Section 7: Communication and visibility assets

The Seattle City of Literature Project will work closely with Visit Seattle, Seattle’s primary tourism office. Visit Seattle includes a department dedicated to promoting cultural tourism, and will be a key partner in discussions about potentially hosting a future Creative Cities Summit in Seattle. Visit Seattle is headquartered in the complex that includes the Washington State Convention Center.

We will also work closely with Seattle’s Department of Intergovernmental Affairs, which maintains our Sister Cities program. As UNESCO continues to designate creative cities, we will look to this department for opportunities for creative partnerships.

Part of Central Connecticut University’s methodology for designated America’s most literate cities is the quality and quantity of media devoted to literary arts. Book-related news, reviews, and profiles are abundant in the city’s media. Seattle, Seattle Metropolitan, and City Arts are glossy monthlies that devote pages of every issue to coverage of local authors and literary events.

The Seattle Times, one of the last American newspapers with a dedicated Books editor, keeps the city apprised of new releases and events, and weeklies Seattle Weekly and The Stranger stir passionate debates about books, publishing, and book-related events. The Stranger also hosts the annual Genius Awards, recognizing local creators and organizations devoted to music, film, visual art, theater, and literature. The Genius Awards allocates $25,000 in grants every year.

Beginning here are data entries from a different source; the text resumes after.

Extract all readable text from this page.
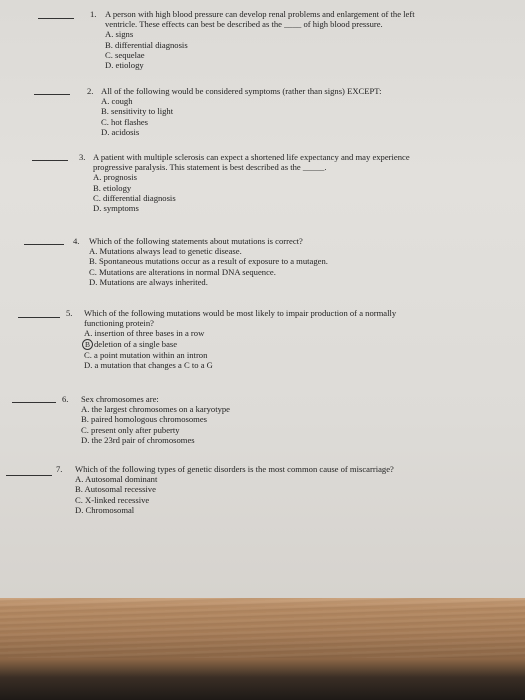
1. A person with high blood pressure can develop renal problems and enlargement of the left
ventricle. These effects can best be described as the ____ of high blood pressure.
A. signs
B. differential diagnosis
C. sequelae
D. etiology
2. All of the following would be considered symptoms (rather than signs) EXCEPT:
A. cough
B. sensitivity to light
C. hot flashes
D. acidosis
3. A patient with multiple sclerosis can expect a shortened life expectancy and may experience
progressive paralysis. This statement is best described as the _____.
A. prognosis
B. etiology
C. differential diagnosis
D. symptoms
4. Which of the following statements about mutations is correct?
A. Mutations always lead to genetic disease.
B. Spontaneous mutations occur as a result of exposure to a mutagen.
C. Mutations are alterations in normal DNA sequence.
D. Mutations are always inherited.
5. Which of the following mutations would be most likely to impair production of a normally
functioning protein?
A. insertion of three bases in a row
B deletion of a single base
C. a point mutation within an intron
D. a mutation that changes a C to a G
6. Sex chromosomes are:
A. the largest chromosomes on a karyotype
B. paired homologous chromosomes
C. present only after puberty
D. the 23rd pair of chromosomes
7. Which of the following types of genetic disorders is the most common cause of miscarriage?
A. Autosomal dominant
B. Autosomal recessive
C. X-linked recessive
D. Chromosomal
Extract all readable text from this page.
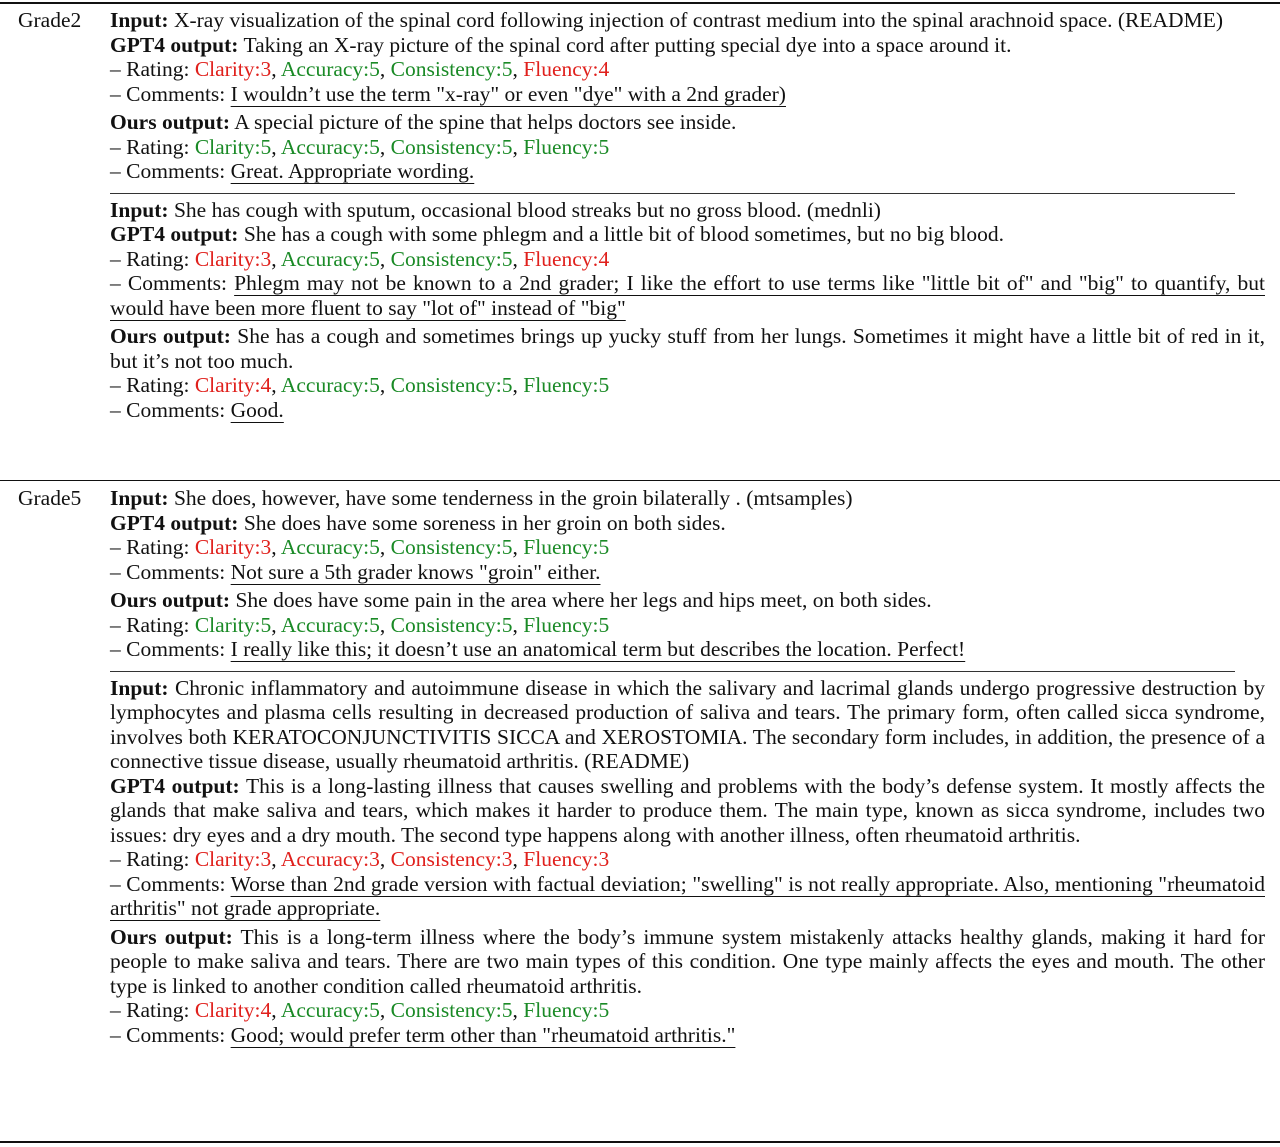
Grade2 Input: X-ray visualization of the spinal cord following injection of contrast medium into the spinal arachnoid space. (README)
GPT4 output: Taking an X-ray picture of the spinal cord after putting special dye into a space around it.
– Rating: Clarity:3, Accuracy:5, Consistency:5, Fluency:4
– Comments: I wouldn’t use the term "x-ray" or even "dye" with a 2nd grader)
Ours output: A special picture of the spine that helps doctors see inside.
– Rating: Clarity:5, Accuracy:5, Consistency:5, Fluency:5
– Comments: Great. Appropriate wording.
Input: She has cough with sputum, occasional blood streaks but no gross blood. (mednli)
GPT4 output: She has a cough with some phlegm and a little bit of blood sometimes, but no big blood.
– Rating: Clarity:3, Accuracy:5, Consistency:5, Fluency:4
– Comments: Phlegm may not be known to a 2nd grader; I like the effort to use terms like "little bit of" and "big" to quantify, but would have been more fluent to say "lot of" instead of "big"
Ours output: She has a cough and sometimes brings up yucky stuff from her lungs. Sometimes it might have a little bit of red in it, but it’s not too much.
– Rating: Clarity:4, Accuracy:5, Consistency:5, Fluency:5
– Comments: Good.
Grade5 Input: She does, however, have some tenderness in the groin bilaterally . (mtsamples)
GPT4 output: She does have some soreness in her groin on both sides.
– Rating: Clarity:3, Accuracy:5, Consistency:5, Fluency:5
– Comments: Not sure a 5th grader knows "groin" either.
Ours output: She does have some pain in the area where her legs and hips meet, on both sides.
– Rating: Clarity:5, Accuracy:5, Consistency:5, Fluency:5
– Comments: I really like this; it doesn’t use an anatomical term but describes the location. Perfect!
Input: Chronic inflammatory and autoimmune disease in which the salivary and lacrimal glands undergo progressive destruction by lymphocytes and plasma cells resulting in decreased production of saliva and tears. The primary form, often called sicca syndrome, involves both KERATOCONJUNCTIVITIS SICCA and XEROSTOMIA. The secondary form includes, in addition, the presence of a connective tissue disease, usually rheumatoid arthritis. (README)
GPT4 output: This is a long-lasting illness that causes swelling and problems with the body’s defense system. It mostly affects the glands that make saliva and tears, which makes it harder to produce them. The main type, known as sicca syndrome, includes two issues: dry eyes and a dry mouth. The second type happens along with another illness, often rheumatoid arthritis.
– Rating: Clarity:3, Accuracy:3, Consistency:3, Fluency:3
– Comments: Worse than 2nd grade version with factual deviation; "swelling" is not really appropriate. Also, mentioning "rheumatoid arthritis" not grade appropriate.
Ours output: This is a long-term illness where the body’s immune system mistakenly attacks healthy glands, making it hard for people to make saliva and tears. There are two main types of this condition. One type mainly affects the eyes and mouth. The other type is linked to another condition called rheumatoid arthritis.
– Rating: Clarity:4, Accuracy:5, Consistency:5, Fluency:5
– Comments: Good; would prefer term other than "rheumatoid arthritis."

Radio stations KPLU and KUOW provide listeners with coverage of local books and authors. KEXP, which has been instrumental in promoting partnerships between Icelandic and Seattle musicians, will prove to be a key ally in developing a literary component of the Reykjavik Calling concert. The community access Seattle Channel hosts Art Zone with Nancy Guppy and Nancy Pearl’s Book Lust, an interview program highlighting local and visiting writers. Nancy Pearl also regularly appears nationally on National Public Radio.

We also believe that Sasquatch Books’ publication of the book exploring Seattle’s literary heritage will provide a publicity opportunity for the Seattle City of Literature Project. This book is scheduled to be published in September, 2015.


Section 8: Budget


We intend to fund our programs through a combination of public and private financing. We are in discussions with the Office of Arts and Culture, the Mayor’s office, and the City Council about public funding. We have promising leads with private companies and foundations, and are exploring a number of structural options, including having the City of Literature program associated with a proposed Washington State UNESCO center. Designation will provide us with the legitimacy to proceed with these opportunities.

The expenses enumerated below include a staff of three, attendance at the 2014 Creative Cities Summit in Chengdu as an Observer, funding for the City Poet position, and expenses related to establishing a nonprofit organization.

These expenses total $220,350, with over 57% devoted to programming. We recognize that this is an ambitious goal, and are prepared to adjust these numbers to comply with budgetary restrictions. Some of the contingencies we have discussed include converting staff positions to part-time, seeking donations of office space, and adjusting our programming budget.